The old Zionist passed away on October 13, 2004. He died in Or Yehuda. In the Land of Israel, where his grandchildren and great-grandchildren live – this is exactly what he once dreamed of in Yeniseysk and Sinegorye...

10.06.2024



Bibliography and Sources:

Case against HilLel Kaplinsky // State Central Archive of Public Organizations of Ukraine (SCAPO), Kyiv, fond 263, op. 1, file 47044, volumes 1-2.

Case against Mendel Ikhilevich Rosenthal (Bentsion Gershkovich Ginzburg), Maria-Basy Davidovna Shternshis, and Mikhail Petrovich Ioshpe under Articles 54-10 part 2 and 54-11 of the Criminal Code of the Ukrainian Soviet Socialist Republic // State Archive of Kherson Region (GAHKhO), fond P-6193, op. 12, file P-25627.

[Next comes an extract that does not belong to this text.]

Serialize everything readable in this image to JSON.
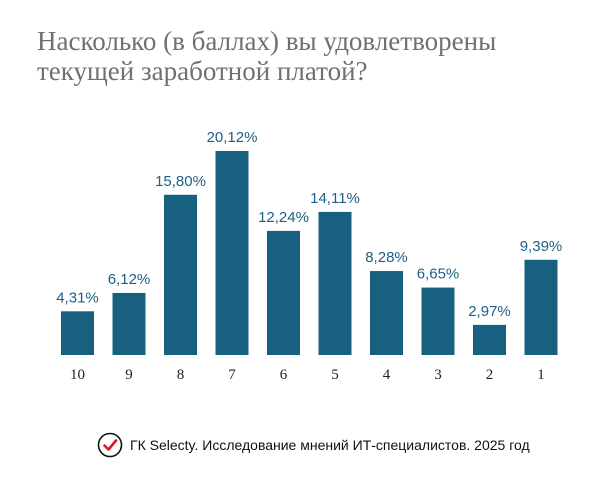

Survivor in the Gulag: Biography of Menachem-Mendel Beylin, written by Yakov Feiglin, Israel, 2006 (manuscript).

Interview No. (129)1 with Hillel Kaplinsky, Center for Oral History of the Jewish University (interviewer – Michael Segev; 21.04.1975).

Tova Perelstein (Rubman). Remember Them, Zion. Library-Aliyah: Association for the Study of Jewish Communities, 2003.

Binyamin Vest. Ben yeʼush le-tiḳṿah: mikhtavim shel asire-Tsiyon be-Rusyah ha-Sovyeṭit, Reshafim: Arkhiyon ha-ʻavodah, ha-Maḥlaḳah le-ḥeḳer Yahadut Rusyah, Tel-Aviv, 1973.